Digital wallet. An electronic device or software that allows individuals to store, manage, and make electronic transactions. Examples include Apple Pay, Google Pay, and PayPal.

Electronic Funds Transfer (eFt). Any transfer of funds initiated electronically. This includes card payments, cash machine/ATM withdrawals, point-of-sale (Pos), and debit transfers without requiring the intervention of bank staff.

Financial inclusion. The effort to provide access to affordable and quality financial services to all. Some individuals and businesses who are traditionally underserved or excluded from the mainstream financial system benefit most from financial inclusion.

Fintech as a Service (FaaS). When any company uses fintech APIs to embed financial capabilities into their existing applications, products and services. Sound familiar? FaaS is pretty much interchangeable with BaaS, but is fast becoming the preferable term in this fast-growing industry.

Know Your Customer (KYC). Standards used within the financial services industry to protect all parties from risk. This is done through the mandatory verification and authentication of a customer’s identity. All legal and financial institutions must validate their customers’ Proof of Identity (POI) and Proof of Address (POA) to prevent illegal or fraudulent activities.

Metaverse. The next iteration of the Internet. The metaverse is a digital, immersive 3D world that mimics aspects of the physical world using technologies like virtual reality (VR). Research suggests that 25% of people will spend at least one hour a day in a metaverse for work, shopping, education, social media and/or entertainment by 2026.

Open banking. The practice of sharing customer financial information securely. This information is shared with third-party financial service providers through the use of application programming interfaces (APIs).

Payment gateway. An interface between a merchant and the acquirer that allows the acceptance of credit/debit transactions. The technology behind a payment gateway validates card details, ensures sufficient funds, and then enables merchants to get paid.

Payment Card Industry Data Security Standard (PCI DSS). A set of standards that protect consumers’ sensitive data. It is applicable to organizations that store/process/transmit cardholder data either as clear or in an encrypted manner.

Point-to-Point Encryption (P2P). Payment encryption. Specifically, customer account data is encrypted at the swipe and decrypted at either a retailer’s switch, a payment gateway, or by the processor depending on the scheme. 

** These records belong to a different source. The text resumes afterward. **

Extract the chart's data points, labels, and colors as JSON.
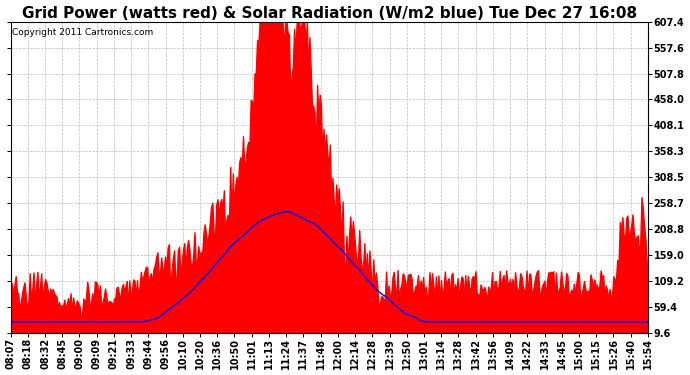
{
  "title": "Grid Power (watts red) & Solar Radiation (W/m2 blue) Tue Dec 27 16:08",
  "copyright": "Copyright 2011 Cartronics.com",
  "ylim": [
    9.6,
    607.4
  ],
  "yticks": [
    9.6,
    59.4,
    109.2,
    159.0,
    208.8,
    258.7,
    308.5,
    358.3,
    408.1,
    458.0,
    507.8,
    557.6,
    607.4
  ],
  "xtick_labels": [
    "08:07",
    "08:18",
    "08:32",
    "08:45",
    "09:00",
    "09:09",
    "09:21",
    "09:33",
    "09:44",
    "09:56",
    "10:10",
    "10:20",
    "10:36",
    "10:50",
    "11:01",
    "11:13",
    "11:24",
    "11:37",
    "11:48",
    "12:00",
    "12:14",
    "12:28",
    "12:39",
    "12:50",
    "13:01",
    "13:14",
    "13:28",
    "13:42",
    "13:56",
    "14:09",
    "14:22",
    "14:33",
    "14:45",
    "15:00",
    "15:15",
    "15:26",
    "15:40",
    "15:54"
  ],
  "bg_color": "#ffffff",
  "plot_bg_color": "#ffffff",
  "grid_color": "#bbbbbb",
  "title_fontsize": 11,
  "tick_fontsize": 7.0,
  "baseline": 9.6
}
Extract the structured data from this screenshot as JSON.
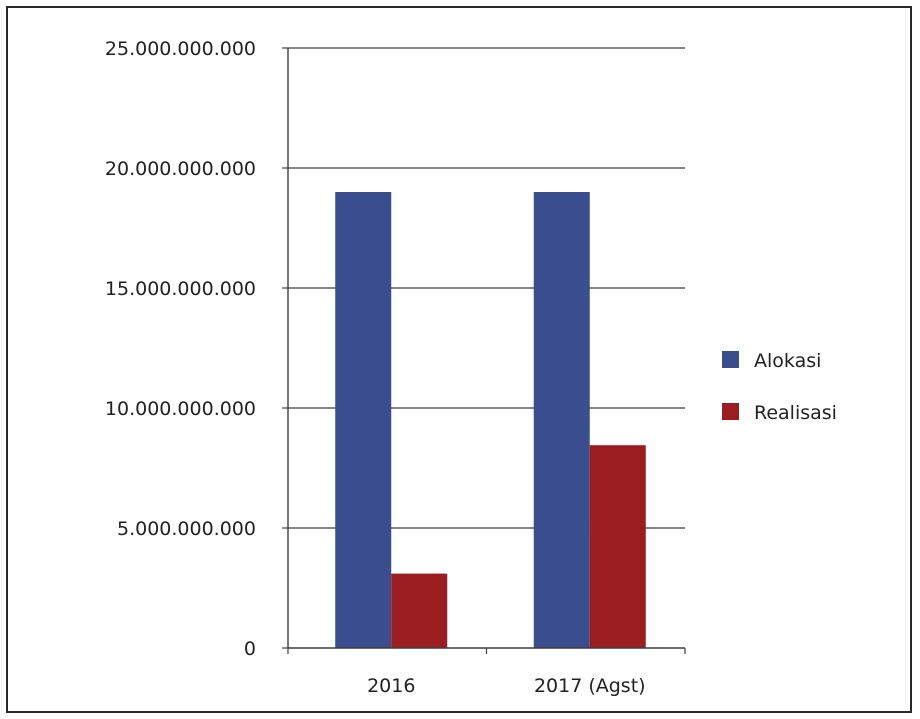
{
  "chart_data": {
    "type": "bar",
    "categories": [
      "2016",
      "2017 (Agst)"
    ],
    "series": [
      {
        "name": "Alokasi",
        "values": [
          19000000000,
          19000000000
        ],
        "color": "#3a4d8f"
      },
      {
        "name": "Realisasi",
        "values": [
          3100000000,
          8450000000
        ],
        "color": "#9c1d1f"
      }
    ],
    "ylim": [
      0,
      25000000000
    ],
    "yticks": [
      0,
      5000000000,
      10000000000,
      15000000000,
      20000000000,
      25000000000
    ],
    "ytick_labels": [
      "0",
      "5.000.000.000",
      "10.000.000.000",
      "15.000.000.000",
      "20.000.000.000",
      "25.000.000.000"
    ],
    "title": "",
    "xlabel": "",
    "ylabel": "",
    "grid": true,
    "legend_position": "right"
  }
}
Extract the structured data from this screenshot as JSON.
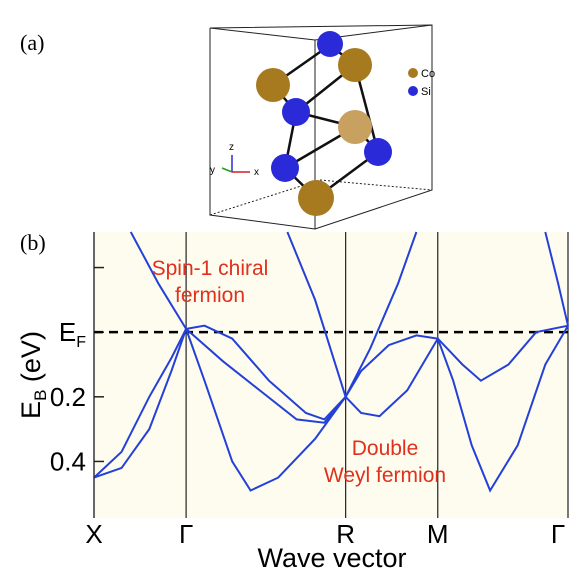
{
  "panel_a": {
    "label": "(a)",
    "legend": [
      "Co",
      "Si"
    ],
    "axes": [
      "z",
      "y",
      "x"
    ]
  },
  "chart_data": {
    "type": "line",
    "panel_label": "(b)",
    "xlabel": "Wave vector",
    "ylabel": {
      "text": "E",
      "sub": "B",
      "rest": " (eV)"
    },
    "xlim": [
      0,
      2.573
    ],
    "ylim": [
      -0.31,
      0.575
    ],
    "y_inverted": true,
    "xticks": [
      {
        "value": 0,
        "label": "X"
      },
      {
        "value": 0.5,
        "label": "Γ"
      },
      {
        "value": 1.366,
        "label": "R"
      },
      {
        "value": 1.866,
        "label": "M"
      },
      {
        "value": 2.573,
        "label": "Γ"
      }
    ],
    "yticks": [
      {
        "value": -0.2,
        "label": null
      },
      {
        "value": 0,
        "label": "E",
        "sub": "F"
      },
      0.2,
      0.4
    ],
    "hline": 0,
    "annotations": [
      {
        "lines": [
          "Spin-1 chiral",
          "fermion"
        ],
        "color": "#e0301e"
      },
      {
        "lines": [
          "Double",
          "Weyl fermion"
        ],
        "color": "#e0301e"
      }
    ],
    "background": "#fdfcee",
    "series": [
      {
        "color": "#2440d8",
        "x": [
          0,
          0.15,
          0.3,
          0.42,
          0.5,
          0.6,
          0.75,
          0.95,
          1.15,
          1.25,
          1.366,
          1.45,
          1.55,
          1.7,
          1.866,
          2.0,
          2.1,
          2.25,
          2.4,
          2.573
        ],
        "values": [
          0.45,
          0.37,
          0.2,
          0.08,
          -0.01,
          -0.02,
          0.02,
          0.15,
          0.25,
          0.27,
          0.2,
          0.25,
          0.26,
          0.18,
          0.02,
          0.1,
          0.15,
          0.1,
          0.0,
          -0.02
        ]
      },
      {
        "color": "#2440d8",
        "x": [
          0,
          0.15,
          0.3,
          0.42,
          0.5,
          0.6,
          0.75,
          0.85,
          1.0,
          1.2,
          1.366,
          1.45,
          1.6,
          1.75,
          1.866,
          1.95,
          2.05,
          2.15,
          2.3,
          2.45,
          2.573
        ],
        "values": [
          0.45,
          0.42,
          0.3,
          0.12,
          -0.01,
          0.15,
          0.4,
          0.49,
          0.45,
          0.33,
          0.2,
          0.12,
          0.04,
          0.01,
          0.02,
          0.15,
          0.35,
          0.49,
          0.35,
          0.1,
          -0.02
        ]
      },
      {
        "color": "#2440d8",
        "x": [
          0.2,
          0.35,
          0.5,
          0.7,
          0.9,
          1.1,
          1.25,
          1.366
        ],
        "values": [
          -0.31,
          -0.15,
          -0.01,
          0.09,
          0.18,
          0.27,
          0.28,
          0.2
        ]
      },
      {
        "color": "#2440d8",
        "x": [
          1.05,
          1.2,
          1.366,
          1.5,
          1.65,
          1.75
        ],
        "values": [
          -0.31,
          -0.1,
          0.2,
          0.05,
          -0.15,
          -0.31
        ]
      },
      {
        "color": "#2440d8",
        "x": [
          2.45,
          2.52,
          2.573
        ],
        "values": [
          -0.31,
          -0.15,
          -0.02
        ]
      }
    ]
  }
}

OS financing. Also referred to as point-of-sale financing. This is an increasingly popular style of financial product that offers customers flexible, pay-over-time installment options when completing a sale via e-commerce. BNPL is an example of POS financing. 

PSD2. A European regulation for electronic payment services that aims to make payments more secure, boost innovation, and help banking services adapt to new technologies. 

Regulated sandbox/Regulatory sandbox. A controlled environment provided by regulatory authorities. This environment allows fintech startups to test and experiment with innovative products and services under relaxed regulatory conditions.

Strong Customer Authentication (SCA). The use of two authentication factors for bank operations that were not previously required. This includes payments and access to accounts online or via apps. It also includes a stricter definition of what counts as an authentication factor.

Tokenization. The process of replacing cardholder data with a random string of characters called Tokens to move sensitive data. This minimizes the threat of fraud or identity theft.

Virtual card. A payment card that exists digitally, rather than as a plastic, physical card. Virtual versions still offers users the same capabilities, though. This includes contactless payments via a smartphone.

White-Label platform. Also referred to as a cleanskin platform. A software platform that can be rebranded by a third party, allowing a bank or lender to put their stamp on a platform. These platforms are generally developed by a third party (often a fintech).

Remember, this glossary provides a brief overview of common terms. There may be more detailed definitions and variations within each term.